Dyspepsia, abdominal pain, nausea, vomiting, diarrhoea, menstrual disorders, constipation, rash, pruritus, urticaria; angioedema, anaphylaxis. Increased liver enzyme values, jaundice, Stevens-Johnson syndrome, hypokalaemia.
Drugs affecting the metabolism of Itraconazole: (1) Interaction studies have been performed with rifampicin, rifabutin and phenytoin. Since the bioavailability of Itraconazole and hydroxyitraconazole was decreased in these studies to such an extent that efficacy may be considerably reduced, the combination of Itraconazole with these potent enzyme inducers is not recommended. No formal study data are available for other enzyme inducers, such as carbamazepine, phenobarbital and isoniazid, but similar effects should be anticipated. (2) Effects of Itraconazole on the metabolism of other drugs: Itraconazole can inhibit the metabolism of drugs that are substrates for cytochrome 3A isoenzymes. This can result in an increase and/or a prolongation of their effects, including side effects. After stopping treatment, Itraconazole plasma levels decline gradually, depending on the dose and duration of treatment. This should be taken into account when the inhibitory effect of Itraconazole on co-administered drugs is considered. Examples are: Drugs which must not be used during treatment with Itraconazole: Terfenadine, astemizole, mizolastine, cisapride, triazolam, oral midazolam, dofetilide, quinidine, pimozide, CYP3A4 metabolised HMG-CoA reductase inhibitors such as simvastatin and lovastatin. Caution should be exercised when co-administering Itraconazole with calcium channel blockers. In addition to possible pharmacokinetic interactions involving the drug metabolising enzyme CYP3A4, calcium channel blockers can have negative inotropic effects which may be additive to those of Itraconazole.
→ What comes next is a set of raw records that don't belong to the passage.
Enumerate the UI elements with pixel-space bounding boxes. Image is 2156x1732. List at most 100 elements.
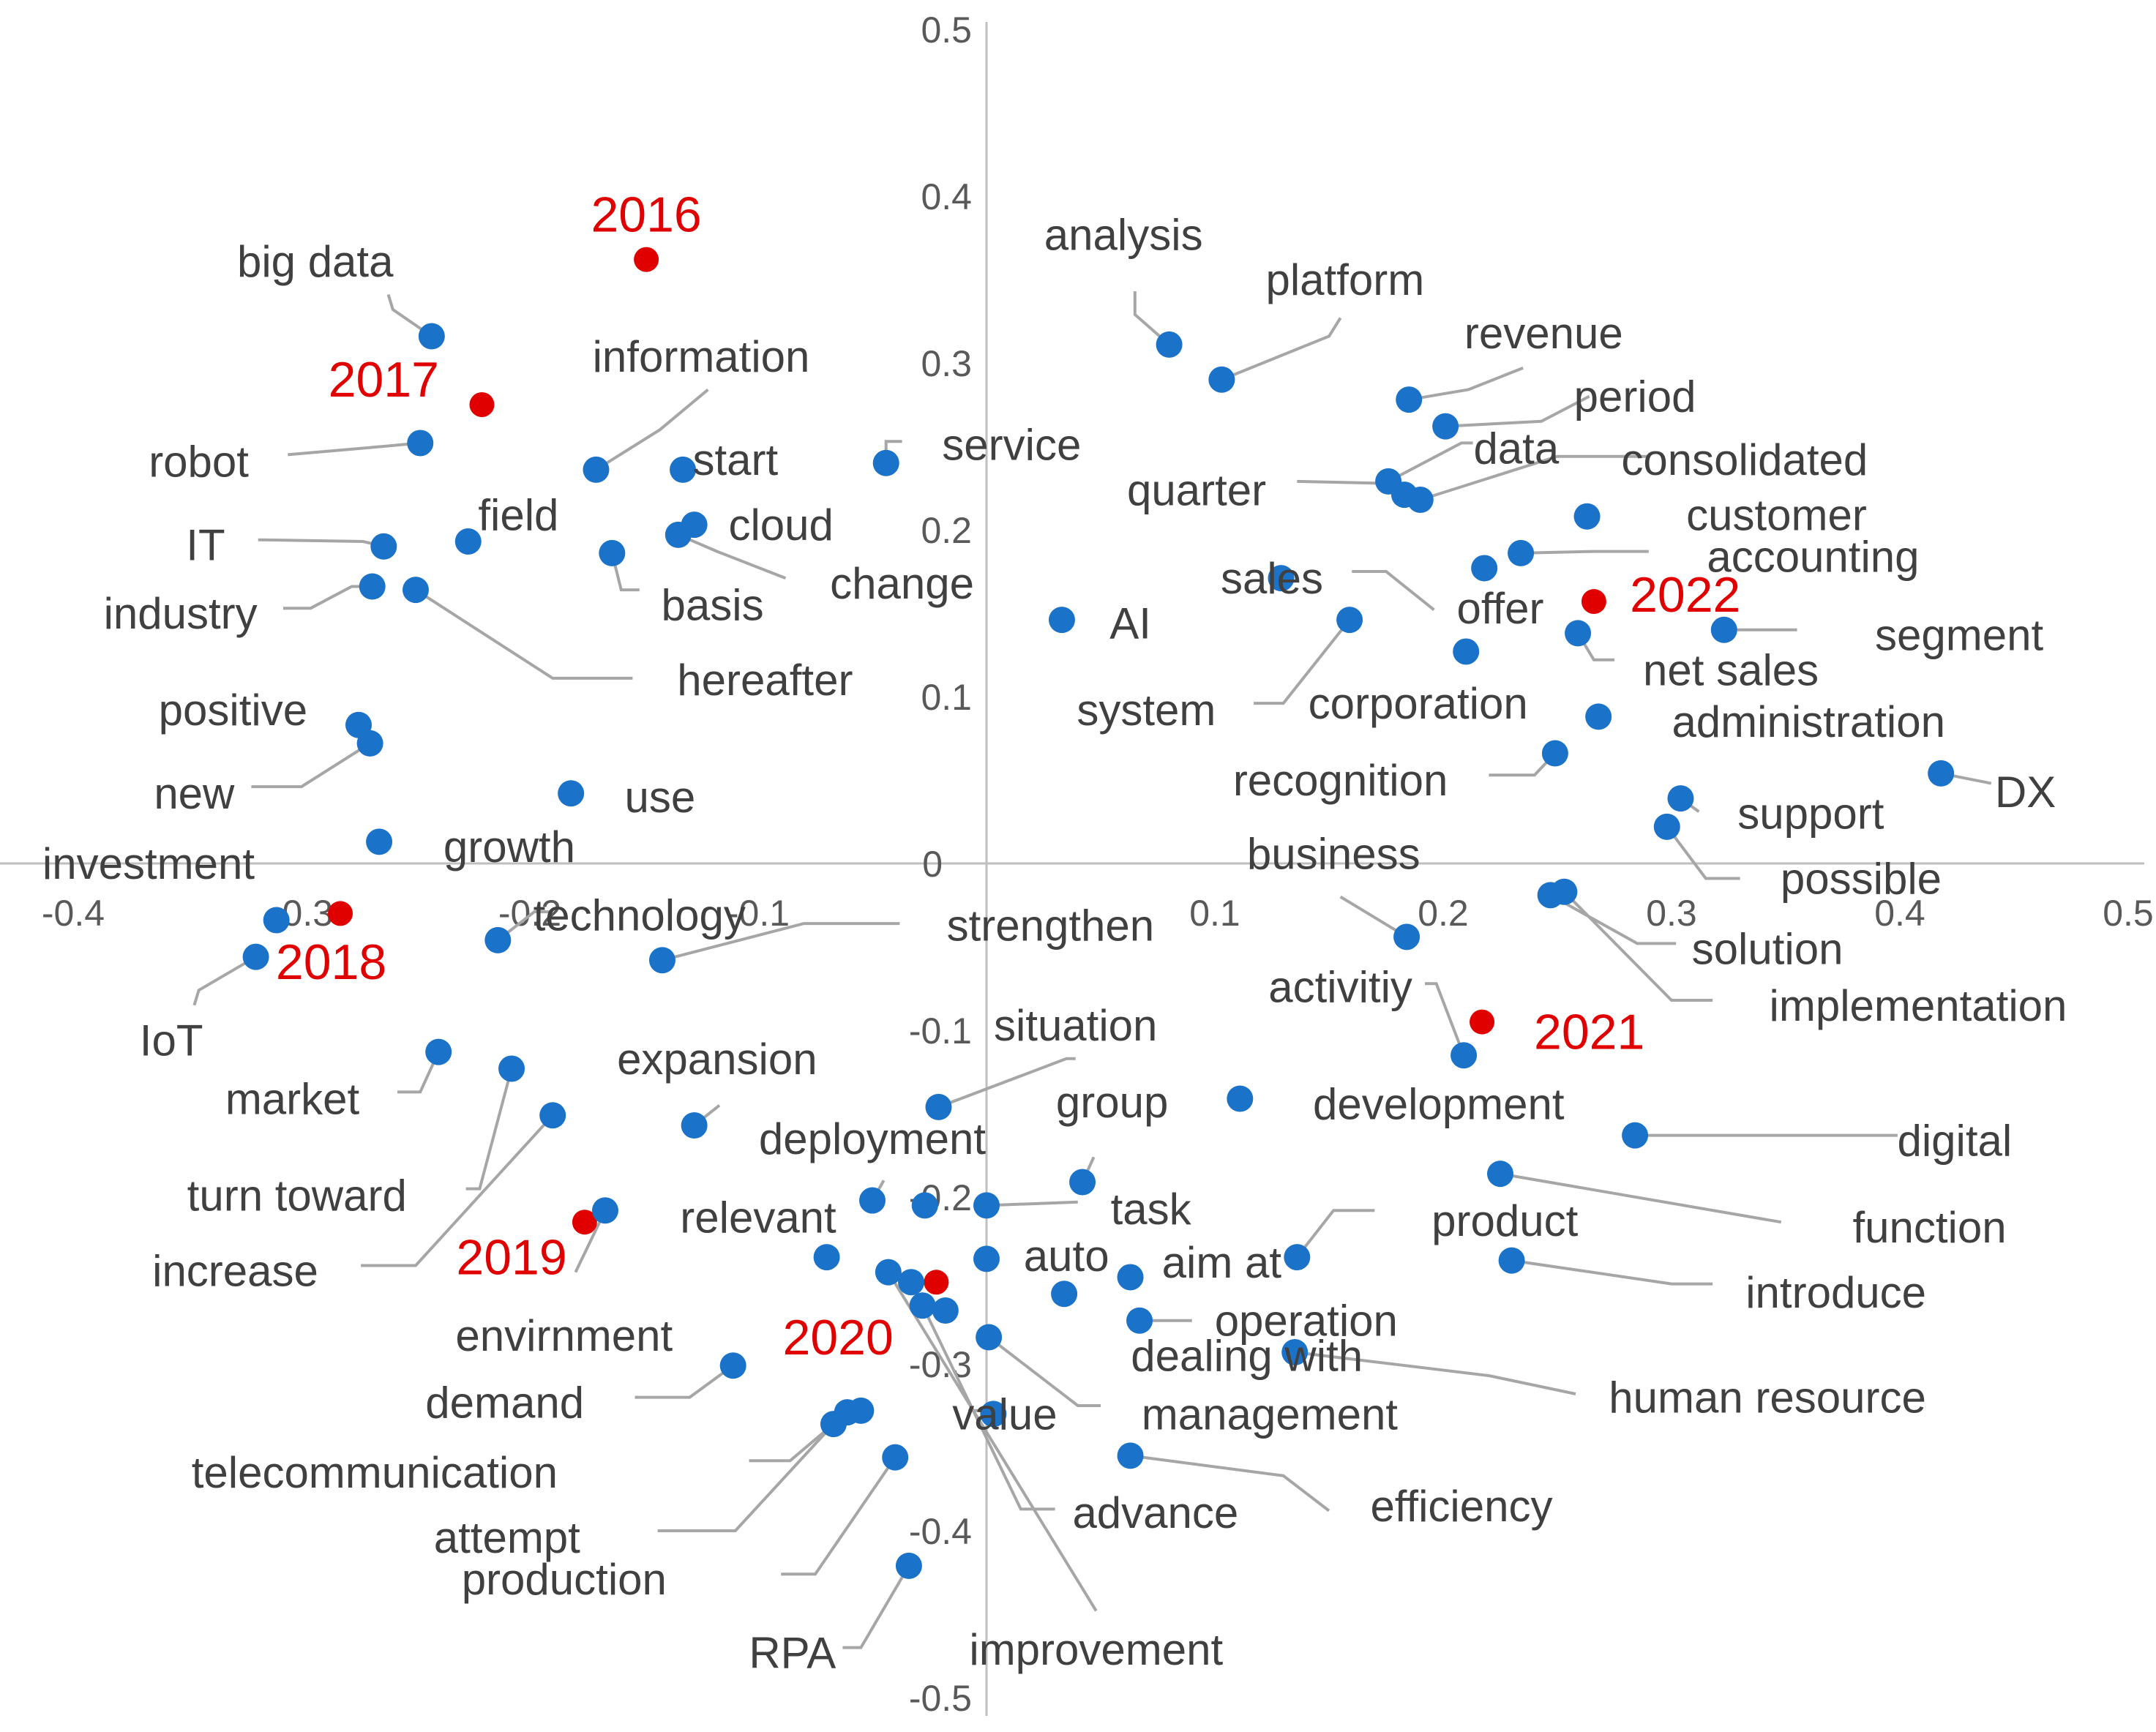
term-label: group: [1056, 1078, 1168, 1127]
term-point: [1667, 785, 1694, 812]
year-point: [1581, 589, 1606, 615]
x-tick-label: -0.1: [727, 893, 790, 934]
term-label: sales: [1221, 554, 1323, 603]
y-tick-label: 0.5: [921, 10, 972, 50]
leader-line: [842, 1564, 910, 1649]
term-point: [1622, 1122, 1649, 1149]
leader-line: [251, 742, 371, 789]
term-point: [1928, 760, 1955, 787]
x-tick-label: 0.5: [2103, 893, 2154, 934]
leader-line: [1388, 441, 1473, 483]
term-point: [1117, 1442, 1144, 1469]
term-point: [1551, 878, 1578, 905]
term-label: use: [624, 773, 695, 822]
term-label: possible: [1781, 855, 1942, 904]
leader-line: [1420, 454, 1649, 501]
term-label: revenue: [1464, 309, 1623, 358]
term-label: RPA: [749, 1628, 836, 1677]
leader-line: [1352, 570, 1435, 611]
term-point: [925, 1093, 952, 1120]
year-point: [469, 392, 495, 417]
term-label: robot: [149, 438, 249, 487]
term-label: aim at: [1162, 1238, 1282, 1287]
term-label: technology: [534, 891, 746, 940]
term-label: net sales: [1643, 646, 1819, 695]
term-point: [498, 1055, 525, 1082]
term-point: [973, 1192, 1000, 1219]
term-label: improvement: [969, 1625, 1223, 1674]
leader-line: [986, 1200, 1078, 1207]
year-point: [634, 247, 659, 272]
term-label: activitiy: [1268, 963, 1412, 1012]
y-tick-label: -0.3: [909, 1344, 972, 1385]
term-point: [976, 1324, 1003, 1351]
term-label: offer: [1457, 584, 1544, 633]
term-label: production: [462, 1555, 667, 1604]
term-label: introduce: [1745, 1268, 1926, 1317]
leader-line: [1294, 1351, 1576, 1395]
term-label: value: [952, 1390, 1057, 1439]
term-point: [1432, 413, 1459, 440]
term-label: service: [942, 421, 1081, 470]
term-point: [648, 947, 675, 974]
year-label: 2018: [276, 934, 386, 990]
x-tick-label: 0.2: [1418, 893, 1469, 934]
term-point: [484, 926, 512, 953]
term-label: AI: [1109, 599, 1151, 648]
term-point: [454, 528, 482, 555]
term-point: [1393, 923, 1421, 951]
term-label: development: [1313, 1079, 1565, 1128]
term-label: accounting: [1707, 532, 1919, 581]
term-label: customer: [1686, 490, 1867, 539]
term-point: [719, 1352, 746, 1379]
year-point: [328, 901, 353, 926]
year-point: [1470, 1009, 1495, 1035]
term-point: [1653, 813, 1680, 840]
term-point: [872, 449, 899, 476]
leader-line: [288, 441, 421, 457]
term-label: new: [154, 769, 235, 818]
term-label: digital: [1897, 1116, 2012, 1165]
leader-line: [414, 588, 633, 680]
term-point: [1126, 1307, 1153, 1334]
term-label: expansion: [617, 1035, 817, 1084]
leader-line: [635, 1364, 734, 1399]
term-label: market: [225, 1074, 360, 1123]
term-label: information: [593, 332, 810, 381]
year-point: [924, 1270, 949, 1295]
leader-line: [497, 910, 553, 942]
origin-tick-label: 0: [922, 844, 943, 885]
term-point: [882, 1444, 909, 1471]
term-label: period: [1574, 372, 1696, 421]
term-point: [1069, 1169, 1096, 1196]
term-label: IoT: [140, 1016, 203, 1065]
term-point: [895, 1552, 922, 1579]
y-tick-label: -0.4: [909, 1511, 972, 1552]
term-point: [583, 456, 610, 483]
y-tick-label: 0.3: [921, 343, 972, 384]
term-point: [1390, 481, 1418, 509]
term-label: investment: [42, 839, 255, 888]
leader-line: [921, 1305, 1055, 1511]
y-tick-label: 0.2: [921, 510, 972, 551]
term-label: telecommunication: [192, 1448, 558, 1497]
leader-line: [781, 1456, 897, 1576]
y-tick-label: 0.1: [921, 677, 972, 718]
term-label: increase: [152, 1246, 318, 1295]
term-label: management: [1142, 1390, 1399, 1439]
leader-line: [1408, 366, 1524, 402]
term-label: cloud: [728, 501, 833, 550]
term-point: [1268, 565, 1295, 592]
term-point: [407, 430, 434, 457]
term-label: strengthen: [947, 901, 1155, 950]
year-label: 2021: [1534, 1005, 1644, 1060]
term-point: [1156, 331, 1183, 358]
term-label: system: [1077, 686, 1216, 735]
leader-line: [192, 955, 257, 1006]
term-label: field: [478, 490, 558, 539]
term-point: [418, 323, 445, 350]
term-point: [403, 577, 429, 604]
x-tick-label: 0.1: [1189, 893, 1240, 934]
leader-line: [987, 1335, 1101, 1407]
term-point: [859, 1187, 886, 1214]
If the following are co-administered with Itraconazole, their plasma levels, clinical effects and possible side effects should be monitored. The dose of these drugs may need to be reduced during co-administration with Itraconazole: » Oral anticoagulants : » HIV protease inhibitors such as ritonavir, indinavir, saquinavir » Certain antineoplastic agents such as vinca alkaloids, busulphan, docetaxel and trimetrexate » CYP3A4 metabolised calcium channel blockers such as dihydropyridines and verapamil » Certain immunosuppressive agents: cyclosporin, tacrolimus, sirolimus.